Napolitano to be called as witness in State-Mafia trial
But court puts limits on what president can be questioned on17 October, 11:12
The court also accepted to call Senate Speaker and former national anti-Mafia prosecutor Pietro Grasso to testify, along with almost all of the prosecution's other witness requests.
In May the court ruled that Napolitano could not be questioned on information found in wiretaps that were destroyed after the president successfully petitioned at the Constitutional Court in December that Palermo prosecutors had exceeded their powers in keeping them.
This means he will not be asked to talk about four conversations he had with Nicola Mancino, a former interior minister and Senate Speaker, between November 2011 and May 2012.

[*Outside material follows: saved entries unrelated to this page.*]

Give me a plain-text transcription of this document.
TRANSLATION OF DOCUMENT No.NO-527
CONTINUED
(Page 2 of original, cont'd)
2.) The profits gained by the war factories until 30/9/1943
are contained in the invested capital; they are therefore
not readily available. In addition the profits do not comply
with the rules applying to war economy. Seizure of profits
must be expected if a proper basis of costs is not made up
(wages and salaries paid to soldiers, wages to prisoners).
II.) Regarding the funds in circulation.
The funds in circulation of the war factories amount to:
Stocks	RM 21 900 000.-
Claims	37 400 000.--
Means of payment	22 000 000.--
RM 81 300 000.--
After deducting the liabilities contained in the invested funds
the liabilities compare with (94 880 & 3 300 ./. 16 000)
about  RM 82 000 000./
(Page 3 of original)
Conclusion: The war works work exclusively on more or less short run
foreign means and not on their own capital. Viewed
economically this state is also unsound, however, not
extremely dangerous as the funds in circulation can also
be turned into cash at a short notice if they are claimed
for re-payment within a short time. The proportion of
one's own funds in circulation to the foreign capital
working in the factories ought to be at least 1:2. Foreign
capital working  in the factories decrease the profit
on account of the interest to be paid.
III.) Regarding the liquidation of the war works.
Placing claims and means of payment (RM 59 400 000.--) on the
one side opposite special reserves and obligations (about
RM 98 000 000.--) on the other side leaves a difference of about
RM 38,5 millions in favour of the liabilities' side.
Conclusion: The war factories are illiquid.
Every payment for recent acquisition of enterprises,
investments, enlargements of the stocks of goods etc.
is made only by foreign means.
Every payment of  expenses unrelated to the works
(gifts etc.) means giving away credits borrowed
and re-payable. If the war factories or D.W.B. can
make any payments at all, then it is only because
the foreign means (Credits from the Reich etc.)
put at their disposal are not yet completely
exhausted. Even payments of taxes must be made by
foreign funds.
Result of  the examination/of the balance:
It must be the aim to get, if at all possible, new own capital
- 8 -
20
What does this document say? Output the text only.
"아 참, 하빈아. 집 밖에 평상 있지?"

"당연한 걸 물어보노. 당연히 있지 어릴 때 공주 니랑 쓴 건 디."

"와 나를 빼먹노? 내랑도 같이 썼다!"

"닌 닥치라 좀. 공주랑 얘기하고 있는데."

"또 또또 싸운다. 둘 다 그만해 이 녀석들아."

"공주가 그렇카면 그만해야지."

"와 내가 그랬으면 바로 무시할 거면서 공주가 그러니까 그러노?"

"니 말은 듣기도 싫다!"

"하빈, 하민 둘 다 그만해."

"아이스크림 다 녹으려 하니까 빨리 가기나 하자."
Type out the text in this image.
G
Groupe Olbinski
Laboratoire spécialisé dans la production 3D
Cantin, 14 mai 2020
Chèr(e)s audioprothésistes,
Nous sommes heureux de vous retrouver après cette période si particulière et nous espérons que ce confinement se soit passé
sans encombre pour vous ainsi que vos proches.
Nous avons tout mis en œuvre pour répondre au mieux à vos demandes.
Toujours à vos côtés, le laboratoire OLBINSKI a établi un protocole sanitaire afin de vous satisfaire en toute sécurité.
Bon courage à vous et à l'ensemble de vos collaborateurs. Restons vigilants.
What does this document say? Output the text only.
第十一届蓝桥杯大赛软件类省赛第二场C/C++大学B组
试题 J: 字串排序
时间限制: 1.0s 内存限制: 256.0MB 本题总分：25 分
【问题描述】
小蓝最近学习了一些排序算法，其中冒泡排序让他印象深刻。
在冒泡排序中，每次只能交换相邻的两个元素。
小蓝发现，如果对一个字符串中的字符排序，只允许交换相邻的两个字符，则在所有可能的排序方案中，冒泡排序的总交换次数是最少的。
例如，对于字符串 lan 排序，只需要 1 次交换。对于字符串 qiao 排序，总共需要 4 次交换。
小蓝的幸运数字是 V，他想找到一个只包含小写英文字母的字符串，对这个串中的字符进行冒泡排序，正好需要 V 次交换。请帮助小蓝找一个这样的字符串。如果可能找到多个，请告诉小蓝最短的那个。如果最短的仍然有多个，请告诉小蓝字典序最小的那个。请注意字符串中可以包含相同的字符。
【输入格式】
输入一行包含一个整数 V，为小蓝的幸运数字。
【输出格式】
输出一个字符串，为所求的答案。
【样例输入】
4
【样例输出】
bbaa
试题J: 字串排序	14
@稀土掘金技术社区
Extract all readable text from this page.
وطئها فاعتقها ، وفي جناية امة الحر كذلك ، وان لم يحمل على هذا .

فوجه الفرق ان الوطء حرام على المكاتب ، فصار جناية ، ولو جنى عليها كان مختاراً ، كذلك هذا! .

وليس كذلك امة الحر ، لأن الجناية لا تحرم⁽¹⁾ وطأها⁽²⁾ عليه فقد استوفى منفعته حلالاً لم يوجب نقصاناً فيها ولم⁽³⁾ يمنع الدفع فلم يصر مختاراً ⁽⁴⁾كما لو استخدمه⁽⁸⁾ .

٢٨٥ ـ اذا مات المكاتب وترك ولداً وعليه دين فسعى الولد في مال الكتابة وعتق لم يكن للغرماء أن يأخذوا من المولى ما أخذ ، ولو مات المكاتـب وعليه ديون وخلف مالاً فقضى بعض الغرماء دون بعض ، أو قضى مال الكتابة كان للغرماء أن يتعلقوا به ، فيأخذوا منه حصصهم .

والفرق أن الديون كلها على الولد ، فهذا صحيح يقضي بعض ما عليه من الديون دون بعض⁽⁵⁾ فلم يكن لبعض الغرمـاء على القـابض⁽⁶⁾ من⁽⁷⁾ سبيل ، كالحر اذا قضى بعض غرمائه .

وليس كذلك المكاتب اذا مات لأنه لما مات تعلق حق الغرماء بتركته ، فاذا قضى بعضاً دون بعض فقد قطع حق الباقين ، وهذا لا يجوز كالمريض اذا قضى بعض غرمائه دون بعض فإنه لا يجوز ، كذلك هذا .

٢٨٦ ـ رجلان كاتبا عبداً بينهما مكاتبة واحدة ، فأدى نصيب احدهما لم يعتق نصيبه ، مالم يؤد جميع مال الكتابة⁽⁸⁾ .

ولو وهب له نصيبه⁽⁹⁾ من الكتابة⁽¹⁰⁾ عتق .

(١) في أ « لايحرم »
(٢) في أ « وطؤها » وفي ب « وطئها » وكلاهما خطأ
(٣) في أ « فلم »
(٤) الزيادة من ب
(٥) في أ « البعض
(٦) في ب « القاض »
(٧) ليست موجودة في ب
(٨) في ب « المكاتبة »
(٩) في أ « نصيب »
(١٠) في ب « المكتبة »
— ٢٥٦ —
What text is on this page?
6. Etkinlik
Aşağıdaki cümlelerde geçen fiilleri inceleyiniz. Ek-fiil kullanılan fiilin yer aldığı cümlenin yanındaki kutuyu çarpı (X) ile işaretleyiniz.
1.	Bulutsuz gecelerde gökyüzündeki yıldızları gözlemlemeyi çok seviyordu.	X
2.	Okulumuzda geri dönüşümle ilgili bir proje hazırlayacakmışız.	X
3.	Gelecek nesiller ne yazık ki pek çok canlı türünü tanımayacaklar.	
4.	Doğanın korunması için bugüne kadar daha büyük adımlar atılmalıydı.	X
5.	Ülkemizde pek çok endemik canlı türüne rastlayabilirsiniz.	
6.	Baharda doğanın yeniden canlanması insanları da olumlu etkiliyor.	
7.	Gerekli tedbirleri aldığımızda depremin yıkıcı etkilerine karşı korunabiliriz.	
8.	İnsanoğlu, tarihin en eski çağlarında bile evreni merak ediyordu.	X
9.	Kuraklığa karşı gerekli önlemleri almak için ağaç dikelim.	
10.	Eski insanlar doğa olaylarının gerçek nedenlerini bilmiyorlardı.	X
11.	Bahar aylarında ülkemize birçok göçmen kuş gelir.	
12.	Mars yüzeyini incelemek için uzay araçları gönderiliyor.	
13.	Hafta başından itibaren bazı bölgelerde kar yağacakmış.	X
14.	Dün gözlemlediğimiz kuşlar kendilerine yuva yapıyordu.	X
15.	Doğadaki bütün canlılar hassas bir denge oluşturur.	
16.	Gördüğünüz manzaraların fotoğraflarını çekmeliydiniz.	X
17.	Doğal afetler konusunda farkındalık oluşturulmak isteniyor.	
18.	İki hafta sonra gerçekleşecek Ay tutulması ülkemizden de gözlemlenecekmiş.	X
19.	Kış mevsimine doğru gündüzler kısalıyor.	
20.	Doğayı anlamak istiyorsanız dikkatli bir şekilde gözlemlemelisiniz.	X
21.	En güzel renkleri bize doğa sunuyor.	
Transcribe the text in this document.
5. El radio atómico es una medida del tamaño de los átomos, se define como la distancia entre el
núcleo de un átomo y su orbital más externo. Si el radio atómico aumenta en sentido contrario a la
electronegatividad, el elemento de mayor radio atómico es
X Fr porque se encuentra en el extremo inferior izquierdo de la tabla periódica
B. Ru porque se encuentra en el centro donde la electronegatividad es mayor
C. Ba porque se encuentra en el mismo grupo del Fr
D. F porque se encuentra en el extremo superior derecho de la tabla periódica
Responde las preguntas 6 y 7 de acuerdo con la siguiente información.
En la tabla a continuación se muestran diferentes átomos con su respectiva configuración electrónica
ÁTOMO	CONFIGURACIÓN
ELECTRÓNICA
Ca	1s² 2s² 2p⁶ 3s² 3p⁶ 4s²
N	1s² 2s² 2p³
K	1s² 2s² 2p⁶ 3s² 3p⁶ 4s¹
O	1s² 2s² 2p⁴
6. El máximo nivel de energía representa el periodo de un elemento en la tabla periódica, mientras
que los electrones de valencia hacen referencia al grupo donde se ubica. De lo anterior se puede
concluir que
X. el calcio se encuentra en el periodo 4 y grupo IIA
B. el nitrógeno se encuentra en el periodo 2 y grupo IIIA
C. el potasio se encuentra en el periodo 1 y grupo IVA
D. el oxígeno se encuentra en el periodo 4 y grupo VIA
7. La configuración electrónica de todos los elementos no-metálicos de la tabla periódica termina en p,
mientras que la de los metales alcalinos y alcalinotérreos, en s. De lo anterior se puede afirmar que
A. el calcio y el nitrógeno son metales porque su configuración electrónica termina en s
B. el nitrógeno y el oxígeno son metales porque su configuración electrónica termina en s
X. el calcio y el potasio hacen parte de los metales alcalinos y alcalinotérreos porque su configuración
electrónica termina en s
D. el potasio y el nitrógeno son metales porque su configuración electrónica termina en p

Mancino has been charged along with 11 other people in relation to alleged negotiations to stop a series of Cosa Nostra bomb attacks in the early 1990s that claimed the lives of anti-Mafia judges Giovanni Falcone and Paolo Borsellino in 1992, among other people.
Mancino is accused of perjury.
He denies this.
Napolitano successfully argued at the Constitutional Court that the Italian Constitution forbids prosecutors from investigating the head of State unless he is suspected of high treason or attacking the Constitution itself.
The wiretaps should have have been destroyed immediately, the court ruled.